たとえ一人でも、大輔は決して諦めない。 そこが萌える。 
 大輔と環奈はホントに良い夫婦。 変わった仕掛けを作って毎年結婚記念日の祝いをする大輔の心遣いが環奈の立場だったらすごい嬉しいと思う。 その裏には大事なときに必ずしも,大事な人のそばにいてあげられない海保の人間と、待つ人たちの辛さがあるのだけれど… それこそ「ラストメッセージ」になるかもしれない、メッセージを声で吹き込まれているプレゼントは一生の宝だと思う。 いつもこんなことを考えてくる夫は素晴らしい。 
 始めとクライマックス。 大輔と吉岡のくだりは絶対必要。 やっぱり仕事以外でのあの少年らしさは多くの女性を虜にするのではないかと思ってしまう。 こんなバカっぽいところ…というか、明るい一面もあるのだという楽しさ…。 確かに仙崎の吉岡への「お前は意外と癒し系だ」という感じのセリフは印象深い。 彼らの無線での会話も心が温まる。  決して恐怖を感じてないわけではない、仙崎にとって吉岡との会話はどれだけ力となり,はげみとなったことだろう。 
 レガリアに閉じ込められた五人。 クライマックス、スタッフルームでの団欒もまた ほんわかしていて印象的。 最初は停電のときの会話に賛同していなかった,桜木でさえも笑顔になって夏と桜木の険悪ムードもいつしか消えていた。 というか、この二人…この後恋愛に発展していくのでは?と最後思ってしまったのは私だけだろうか。 

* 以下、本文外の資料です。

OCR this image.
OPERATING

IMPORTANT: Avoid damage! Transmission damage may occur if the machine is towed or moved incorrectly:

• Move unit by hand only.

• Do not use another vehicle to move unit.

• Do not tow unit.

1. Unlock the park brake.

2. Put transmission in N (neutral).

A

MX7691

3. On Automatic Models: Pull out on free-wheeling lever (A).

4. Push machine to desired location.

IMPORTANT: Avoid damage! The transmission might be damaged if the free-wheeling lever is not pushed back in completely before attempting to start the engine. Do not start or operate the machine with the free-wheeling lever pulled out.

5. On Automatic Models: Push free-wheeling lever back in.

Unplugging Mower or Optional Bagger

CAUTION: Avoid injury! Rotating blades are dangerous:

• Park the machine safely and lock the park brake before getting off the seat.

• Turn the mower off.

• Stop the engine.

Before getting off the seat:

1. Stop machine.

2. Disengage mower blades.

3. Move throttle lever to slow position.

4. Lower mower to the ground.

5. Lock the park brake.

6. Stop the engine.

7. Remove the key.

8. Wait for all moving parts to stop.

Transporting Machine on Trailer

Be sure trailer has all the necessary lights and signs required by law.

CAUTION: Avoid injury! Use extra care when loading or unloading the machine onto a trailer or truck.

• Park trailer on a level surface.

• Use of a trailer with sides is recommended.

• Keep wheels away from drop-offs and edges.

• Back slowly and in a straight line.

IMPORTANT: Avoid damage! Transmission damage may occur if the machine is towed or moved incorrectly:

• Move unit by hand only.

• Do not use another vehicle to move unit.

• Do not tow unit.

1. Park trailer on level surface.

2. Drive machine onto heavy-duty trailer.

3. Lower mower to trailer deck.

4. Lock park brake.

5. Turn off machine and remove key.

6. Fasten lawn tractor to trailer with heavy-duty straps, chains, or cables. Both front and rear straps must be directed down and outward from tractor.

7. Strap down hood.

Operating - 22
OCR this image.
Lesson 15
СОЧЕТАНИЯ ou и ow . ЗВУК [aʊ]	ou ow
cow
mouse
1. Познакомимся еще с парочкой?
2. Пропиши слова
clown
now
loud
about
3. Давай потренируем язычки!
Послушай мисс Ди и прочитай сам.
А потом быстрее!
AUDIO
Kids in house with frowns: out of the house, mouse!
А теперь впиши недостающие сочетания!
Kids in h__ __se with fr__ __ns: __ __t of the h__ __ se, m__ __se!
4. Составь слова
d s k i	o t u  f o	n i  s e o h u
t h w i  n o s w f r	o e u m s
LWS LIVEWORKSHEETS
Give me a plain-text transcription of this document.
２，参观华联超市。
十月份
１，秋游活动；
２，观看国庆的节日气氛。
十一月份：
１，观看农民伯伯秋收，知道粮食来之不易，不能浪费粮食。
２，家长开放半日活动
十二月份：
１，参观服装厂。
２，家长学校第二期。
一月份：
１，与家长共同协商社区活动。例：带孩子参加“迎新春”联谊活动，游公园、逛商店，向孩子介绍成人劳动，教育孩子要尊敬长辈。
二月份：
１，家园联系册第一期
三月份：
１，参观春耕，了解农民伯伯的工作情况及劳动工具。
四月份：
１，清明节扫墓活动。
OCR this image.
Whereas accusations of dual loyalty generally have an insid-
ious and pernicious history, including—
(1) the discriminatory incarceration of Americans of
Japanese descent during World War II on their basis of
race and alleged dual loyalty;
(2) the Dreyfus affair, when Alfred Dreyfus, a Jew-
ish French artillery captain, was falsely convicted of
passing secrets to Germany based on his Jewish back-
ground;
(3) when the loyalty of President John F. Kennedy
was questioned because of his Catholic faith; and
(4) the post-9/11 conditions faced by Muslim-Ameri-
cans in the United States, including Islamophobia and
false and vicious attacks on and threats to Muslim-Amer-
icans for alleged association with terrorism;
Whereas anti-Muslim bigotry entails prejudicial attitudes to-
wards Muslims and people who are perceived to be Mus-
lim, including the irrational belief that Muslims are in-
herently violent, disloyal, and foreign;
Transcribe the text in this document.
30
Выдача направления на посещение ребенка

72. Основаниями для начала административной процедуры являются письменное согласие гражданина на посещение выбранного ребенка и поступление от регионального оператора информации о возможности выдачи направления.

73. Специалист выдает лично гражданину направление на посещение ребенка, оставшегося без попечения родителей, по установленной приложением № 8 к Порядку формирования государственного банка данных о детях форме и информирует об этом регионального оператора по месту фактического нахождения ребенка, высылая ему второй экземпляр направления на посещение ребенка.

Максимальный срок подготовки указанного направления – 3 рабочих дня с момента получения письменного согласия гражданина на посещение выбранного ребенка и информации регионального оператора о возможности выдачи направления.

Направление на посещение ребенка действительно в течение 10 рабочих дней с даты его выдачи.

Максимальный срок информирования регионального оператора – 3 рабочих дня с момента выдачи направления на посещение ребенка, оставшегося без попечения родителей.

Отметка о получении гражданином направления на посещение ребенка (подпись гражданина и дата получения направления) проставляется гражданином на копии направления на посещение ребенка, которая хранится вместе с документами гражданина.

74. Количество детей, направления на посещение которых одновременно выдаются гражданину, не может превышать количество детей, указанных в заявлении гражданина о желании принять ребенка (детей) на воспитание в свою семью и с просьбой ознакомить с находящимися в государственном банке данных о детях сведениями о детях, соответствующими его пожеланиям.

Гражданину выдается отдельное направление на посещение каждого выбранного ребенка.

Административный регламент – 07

 服部も最後には思いをふりきり、一歩を踏み出していく。 惜しくも、彼の初登場場面はほとんど記憶に残っていない。 それからもう一つ。 吉岡が無線を通して?服部に言う「バディを決して死なせてはいけない」という言葉もかなりぐっとくる。 これで服部にもエンジンがかかったという感じだ。 今回は仙崎と服部がバディだけど、吉岡とのバディがどんなだったかとても気になる。 服部とは、偶然バディになったというか、状況的になったという変わった形でのバディ結成だが、最後には仙崎と服部はよき師弟関係になっていた。
 感動あり、ちょっぴり感動ありの最高のエンタテインメント!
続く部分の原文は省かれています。